Pushing in emphasizes keeping ELL students in the classroom setting with their peers, rather than pulling them out for language instruction, as happens now. The district also plans to concentrate ELL students into one or two classrooms at each grade level in the schools.
“By grouping ELL students into one classroom, we benefit by having language peers or models, students that speak their own language, in the same classroom,” Lewis said. “It really allows us new opportunities for ESL services.”
These push-in services were made possible by the addition of two new staff members.
According to Lewis, the pull-out model will remain partly intact at the middle school and high school levels, since there are comparatively few ESL students in those schools and their daily schedule makes it difficult to implement push-in services.
“Our hope is that by doing this, and putting increased efforts into the lower grades, some of these kids may no longer need ESL services when they get to the upper grades,” Lewis said.
Lewis added that all changes made to the ESL services were at some point recommended by administrative officials and ESL staff and were supported by much of the available research on the subject.
Concerns about the push-in program
Part of the push-in plan relies on co-teaching, where two teachers — an ESL instructor and a regular, contemporary, content-based teacher — share the same classroom.
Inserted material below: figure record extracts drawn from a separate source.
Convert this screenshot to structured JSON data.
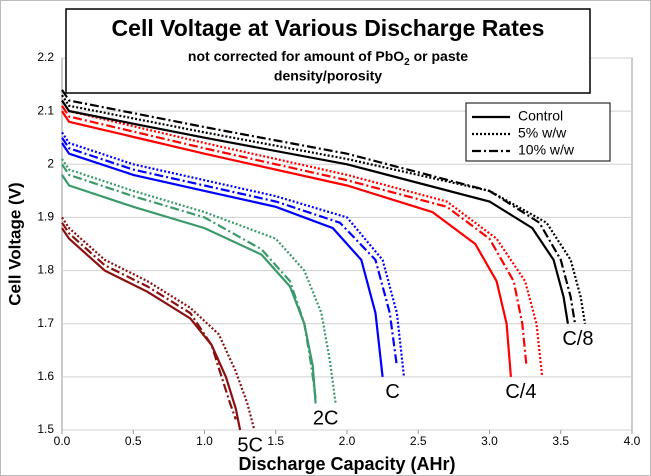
{
  "chart_data": {
    "type": "line",
    "title": "Cell Voltage at Various Discharge Rates",
    "subtitle": {
      "before": "not corrected for  amount of PbO",
      "sub": "2",
      "after": " or  paste",
      "line2": "density/porosity"
    },
    "x_label": "Discharge Capacity (AHr)",
    "y_label": "Cell Voltage (V)",
    "xlim": [
      0,
      4
    ],
    "ylim": [
      1.5,
      2.2
    ],
    "xticks": [
      {
        "value": 0,
        "label": "0.0"
      },
      {
        "value": 0.5,
        "label": "0.5"
      },
      {
        "value": 1,
        "label": "1.0"
      },
      {
        "value": 1.5,
        "label": "1.5"
      },
      {
        "value": 2,
        "label": "2.0"
      },
      {
        "value": 2.5,
        "label": "2.5"
      },
      {
        "value": 3,
        "label": "3.0"
      },
      {
        "value": 3.5,
        "label": "3.5"
      },
      {
        "value": 4,
        "label": "4.0"
      }
    ],
    "yticks": [
      1.5,
      1.6,
      1.7,
      1.8,
      1.9,
      2,
      2.1,
      2.2
    ],
    "grid": true,
    "legend": [
      {
        "label": "Control",
        "dash": "solid"
      },
      {
        "label": "5% w/w",
        "dash": "dotted"
      },
      {
        "label": "10% w/w",
        "dash": "dash-dot"
      }
    ],
    "groups": [
      {
        "name": "5C",
        "color": "#8b1010",
        "series": [
          {
            "dash": "solid",
            "x": [
              0,
              0.05,
              0.3,
              0.6,
              0.9,
              1.05,
              1.15,
              1.22,
              1.25
            ],
            "values": [
              1.88,
              1.86,
              1.8,
              1.76,
              1.71,
              1.66,
              1.6,
              1.54,
              1.5
            ]
          },
          {
            "dash": "dotted",
            "x": [
              0,
              0.05,
              0.3,
              0.6,
              0.9,
              1.1,
              1.22,
              1.3,
              1.35
            ],
            "values": [
              1.9,
              1.88,
              1.82,
              1.78,
              1.73,
              1.68,
              1.61,
              1.55,
              1.5
            ]
          },
          {
            "dash": "dash-dot",
            "x": [
              0,
              0.05,
              0.3,
              0.6,
              0.9,
              1.05,
              1.12,
              1.18,
              1.22
            ],
            "values": [
              1.89,
              1.87,
              1.81,
              1.77,
              1.72,
              1.66,
              1.6,
              1.55,
              1.52
            ]
          }
        ]
      },
      {
        "name": "2C",
        "color": "#3a9a6a",
        "series": [
          {
            "dash": "solid",
            "x": [
              0,
              0.05,
              0.5,
              1,
              1.4,
              1.6,
              1.7,
              1.76,
              1.78
            ],
            "values": [
              1.98,
              1.96,
              1.92,
              1.88,
              1.83,
              1.77,
              1.7,
              1.62,
              1.55
            ]
          },
          {
            "dash": "dotted",
            "x": [
              0,
              0.05,
              0.5,
              1,
              1.5,
              1.7,
              1.82,
              1.88,
              1.92
            ],
            "values": [
              2.01,
              1.99,
              1.95,
              1.91,
              1.86,
              1.8,
              1.72,
              1.63,
              1.55
            ]
          },
          {
            "dash": "dash-dot",
            "x": [
              0,
              0.05,
              0.5,
              1,
              1.4,
              1.6,
              1.7,
              1.75,
              1.78
            ],
            "values": [
              2,
              1.98,
              1.94,
              1.9,
              1.84,
              1.78,
              1.7,
              1.62,
              1.56
            ]
          }
        ]
      },
      {
        "name": "C",
        "color": "#0000ff",
        "series": [
          {
            "dash": "solid",
            "x": [
              0,
              0.05,
              0.5,
              1,
              1.5,
              1.9,
              2.1,
              2.2,
              2.25
            ],
            "values": [
              2.04,
              2.02,
              1.98,
              1.95,
              1.92,
              1.88,
              1.82,
              1.72,
              1.6
            ]
          },
          {
            "dash": "dotted",
            "x": [
              0,
              0.05,
              0.5,
              1,
              1.5,
              2,
              2.25,
              2.35,
              2.4
            ],
            "values": [
              2.06,
              2.04,
              2,
              1.97,
              1.94,
              1.9,
              1.82,
              1.72,
              1.6
            ]
          },
          {
            "dash": "dash-dot",
            "x": [
              0,
              0.05,
              0.5,
              1,
              1.5,
              1.95,
              2.2,
              2.3,
              2.35
            ],
            "values": [
              2.05,
              2.03,
              1.99,
              1.96,
              1.93,
              1.89,
              1.82,
              1.72,
              1.62
            ]
          }
        ]
      },
      {
        "name": "C/4",
        "color": "#ff0000",
        "series": [
          {
            "dash": "solid",
            "x": [
              0,
              0.05,
              1,
              2,
              2.6,
              2.9,
              3.05,
              3.12,
              3.15
            ],
            "values": [
              2.1,
              2.08,
              2.02,
              1.96,
              1.91,
              1.85,
              1.78,
              1.7,
              1.6
            ]
          },
          {
            "dash": "dotted",
            "x": [
              0,
              0.05,
              1,
              2,
              2.7,
              3.05,
              3.25,
              3.33,
              3.37
            ],
            "values": [
              2.12,
              2.1,
              2.04,
              1.98,
              1.93,
              1.86,
              1.78,
              1.7,
              1.6
            ]
          },
          {
            "dash": "dash-dot",
            "x": [
              0,
              0.05,
              1,
              2,
              2.7,
              3,
              3.17,
              3.23,
              3.26
            ],
            "values": [
              2.11,
              2.09,
              2.03,
              1.97,
              1.92,
              1.86,
              1.78,
              1.7,
              1.62
            ]
          }
        ]
      },
      {
        "name": "C/8",
        "color": "#000000",
        "series": [
          {
            "dash": "solid",
            "x": [
              0,
              0.05,
              1,
              2,
              3,
              3.3,
              3.45,
              3.52,
              3.55
            ],
            "values": [
              2.12,
              2.1,
              2.05,
              2,
              1.93,
              1.88,
              1.82,
              1.75,
              1.7
            ]
          },
          {
            "dash": "dotted",
            "x": [
              0,
              0.05,
              1,
              2,
              3,
              3.4,
              3.57,
              3.64,
              3.67
            ],
            "values": [
              2.13,
              2.11,
              2.06,
              2.01,
              1.95,
              1.89,
              1.82,
              1.75,
              1.7
            ]
          },
          {
            "dash": "dash-dot",
            "x": [
              0,
              0.05,
              1,
              2,
              3,
              3.35,
              3.5,
              3.57,
              3.6
            ],
            "values": [
              2.14,
              2.12,
              2.07,
              2.02,
              1.95,
              1.89,
              1.82,
              1.75,
              1.7
            ]
          }
        ]
      }
    ]
  }
}
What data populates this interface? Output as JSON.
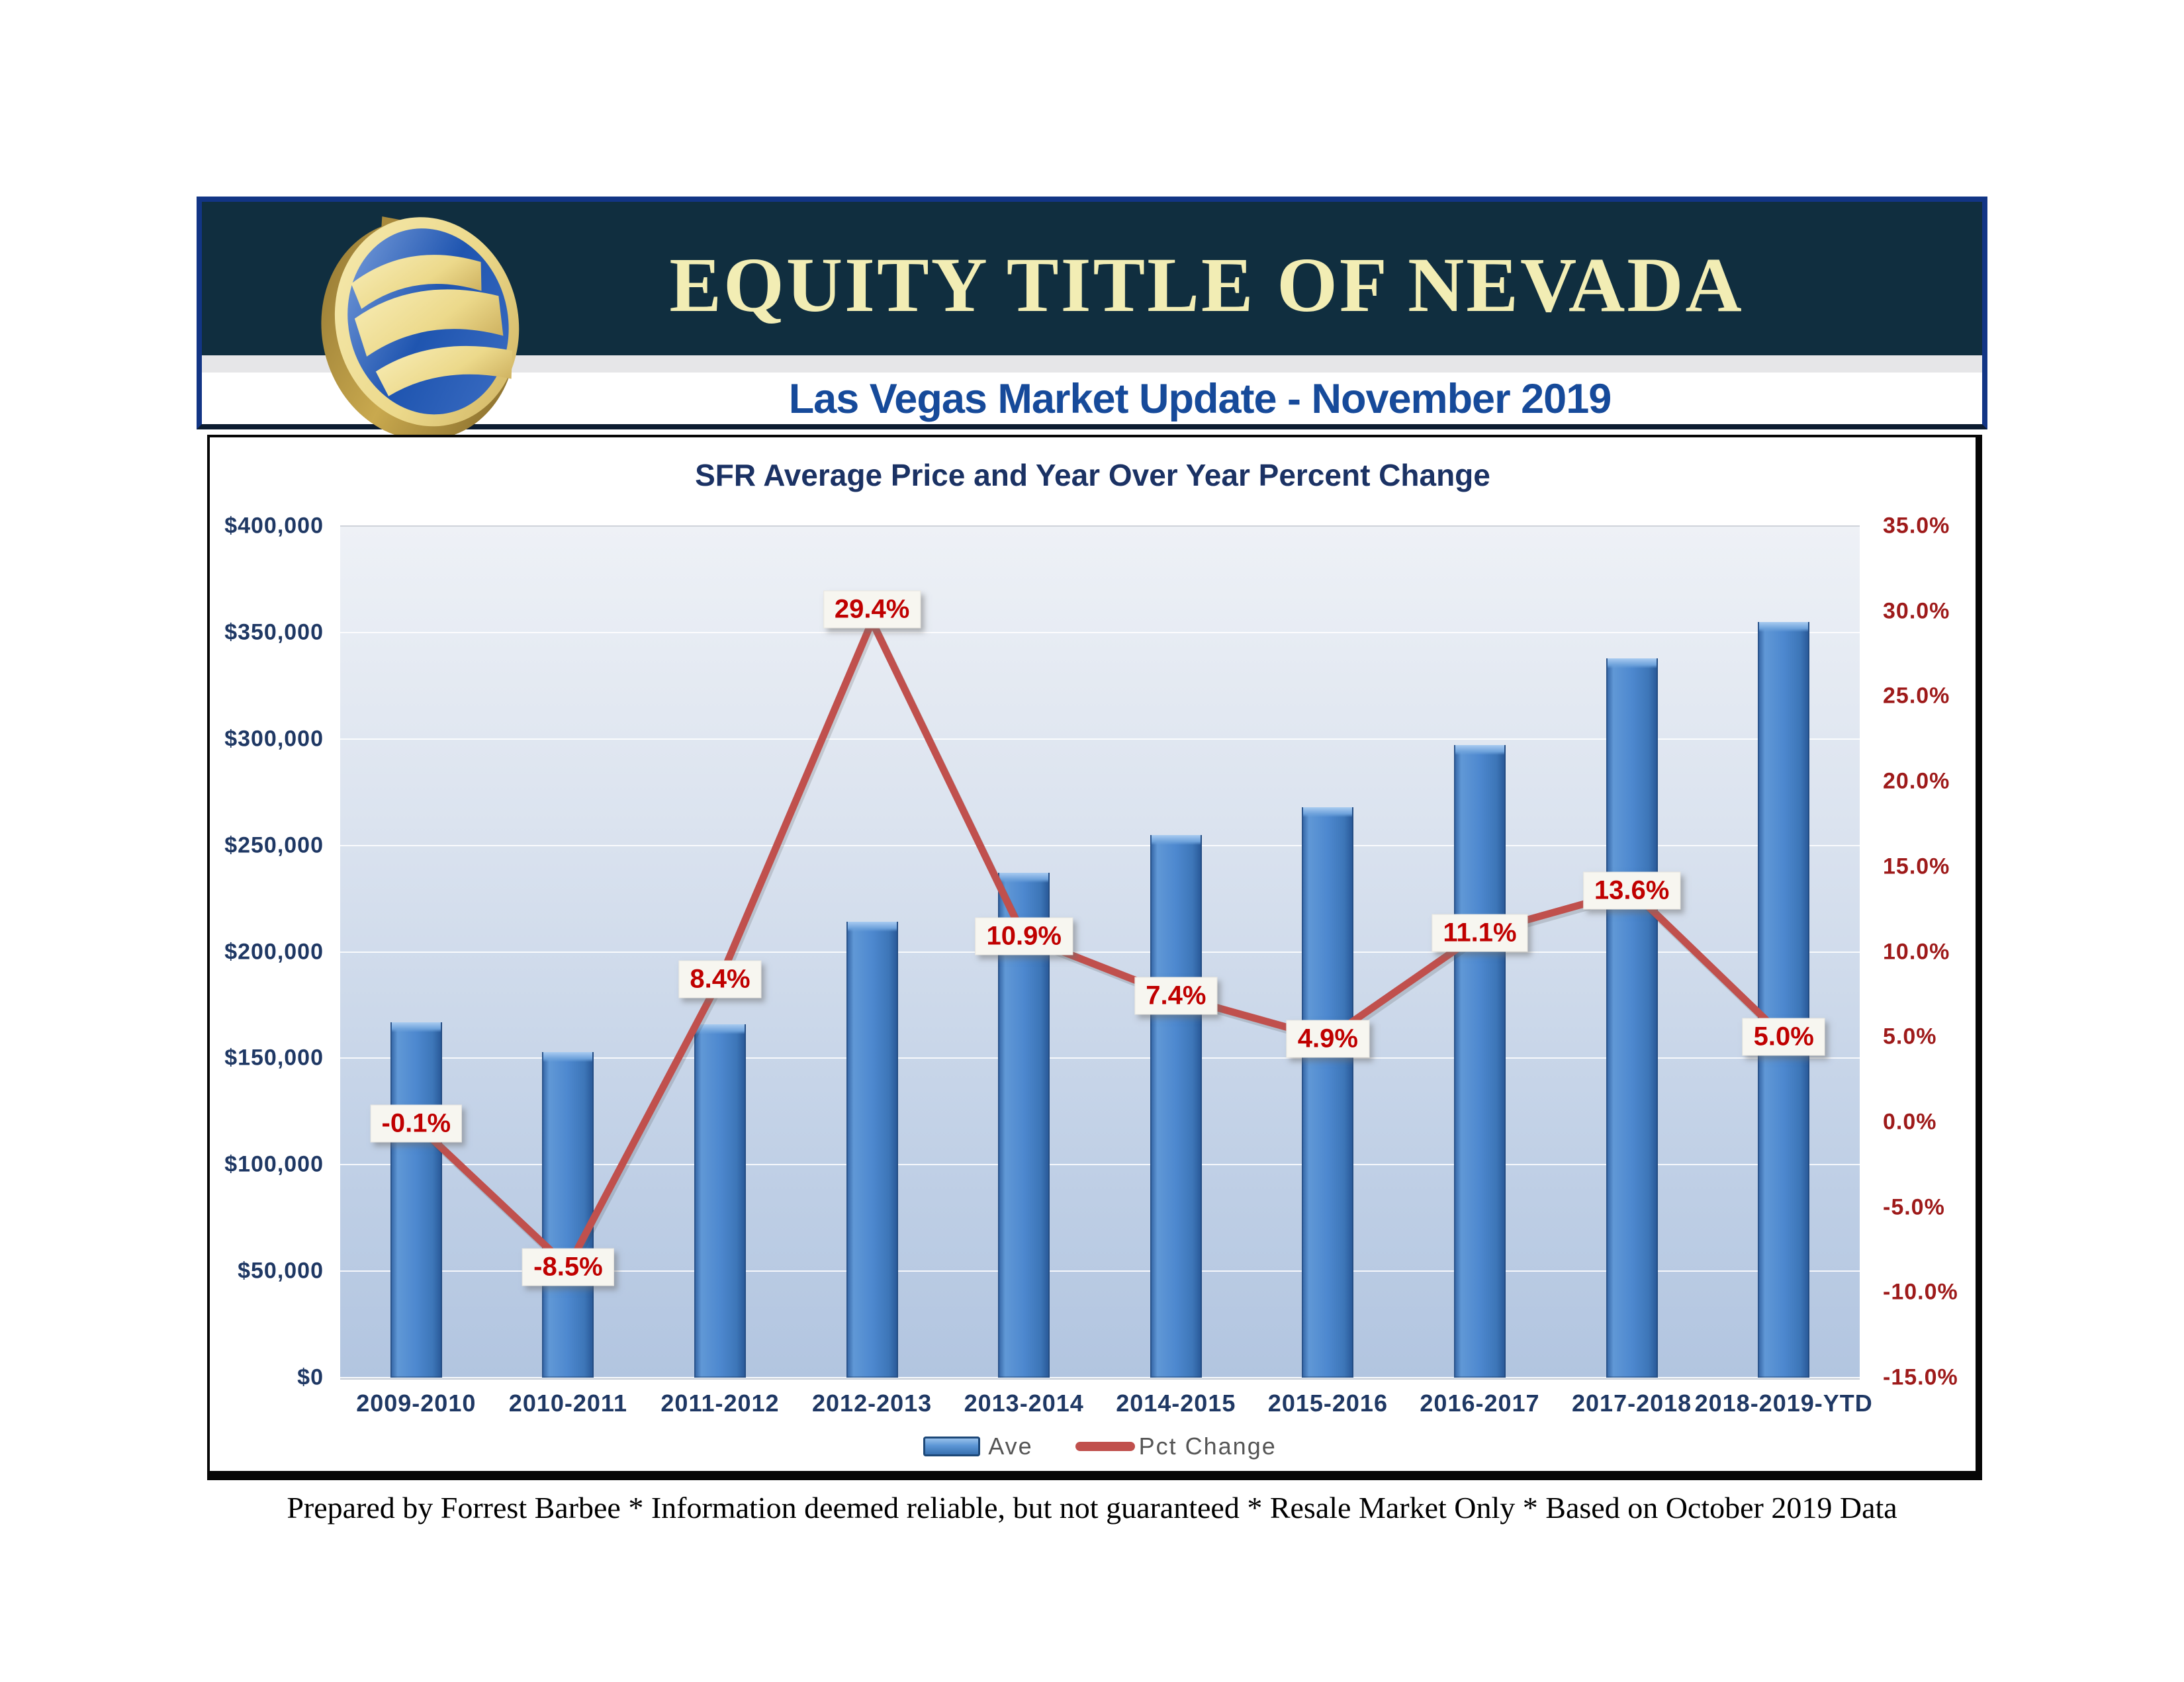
{
  "header": {
    "title": "EQUITY TITLE OF NEVADA",
    "subtitle": "Las Vegas Market Update - November 2019"
  },
  "chart_data": {
    "type": "bar",
    "combo": "bar + line, dual axis",
    "title": "SFR Average Price and Year Over Year Percent Change",
    "categories": [
      "2009-2010",
      "2010-2011",
      "2011-2012",
      "2012-2013",
      "2013-2014",
      "2014-2015",
      "2015-2016",
      "2016-2017",
      "2017-2018",
      "2018-2019-YTD"
    ],
    "series": [
      {
        "name": "Ave",
        "type": "bar",
        "axis": "left",
        "values": [
          167000,
          153000,
          166000,
          214000,
          237000,
          255000,
          268000,
          297000,
          338000,
          355000
        ]
      },
      {
        "name": "Pct Change",
        "type": "line",
        "axis": "right",
        "values": [
          -0.1,
          -8.5,
          8.4,
          29.4,
          10.9,
          7.4,
          4.9,
          11.1,
          13.6,
          5.0
        ],
        "point_labels": [
          "-0.1%",
          "-8.5%",
          "8.4%",
          "29.4%",
          "10.9%",
          "7.4%",
          "4.9%",
          "11.1%",
          "13.6%",
          "5.0%"
        ]
      }
    ],
    "left_axis": {
      "min": 0,
      "max": 400000,
      "step": 50000,
      "tick_labels": [
        "$400,000",
        "$350,000",
        "$300,000",
        "$250,000",
        "$200,000",
        "$150,000",
        "$100,000",
        "$50,000",
        "$0"
      ]
    },
    "right_axis": {
      "min": -15,
      "max": 35,
      "step": 5,
      "tick_labels": [
        "35.0%",
        "30.0%",
        "25.0%",
        "20.0%",
        "15.0%",
        "10.0%",
        "5.0%",
        "0.0%",
        "-5.0%",
        "-10.0%",
        "-15.0%"
      ]
    },
    "legend": {
      "position": "bottom",
      "entries": [
        "Ave",
        "Pct Change"
      ]
    },
    "grid": true
  },
  "colors": {
    "bar_blue": "#4d88cf",
    "line_red": "#c0504d",
    "label_red": "#c00000",
    "axis_navy": "#1f3864",
    "axis_red": "#9e1a1a",
    "header_band": "#102e3f",
    "header_frame": "#123585",
    "header_title_text": "#f2edb4",
    "subtitle_text": "#164a9a"
  },
  "footer": {
    "text": "Prepared by Forrest Barbee * Information deemed reliable, but not guaranteed * Resale Market Only * Based on October 2019 Data"
  }
}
Push-in instruction combines the content expertise of a regular teacher and the linguistic expertise of an ESL teacher, according to Lewis.
Brenda Hand, an ESL instructor at Bridgewater Elementary for the past seven years, hopes the district gives teachers involved sufficient time and resources to help them adapt to team teaching.
“My biggest concern is laying the groundwork before the program starts,” she said. “They just need to make sure teachers have the resources they need to make this work for the kids.”
Hand feels training will be helpful, but worries that teachers won’t receive enough of it as the school board hurries to implement the changes to the ESL program.
Lewis is aware of the concerns, but says financial constraints and the need to implement the ESL changes before the next school year have limited the amount of training the district can make available to teachers.
“No doubt there will be a paradigm shift,” Lewis said. “But the other option is that we don’t do it at all.”
Still, Lewis, Richardson and Hand are cautiously optimistic about the changes.
“We need to move in this direction,” Richardson said. “We’re at a point where we really can’t wait any longer.
“Only time will tell as to whether what we’re doing will really have an impact.”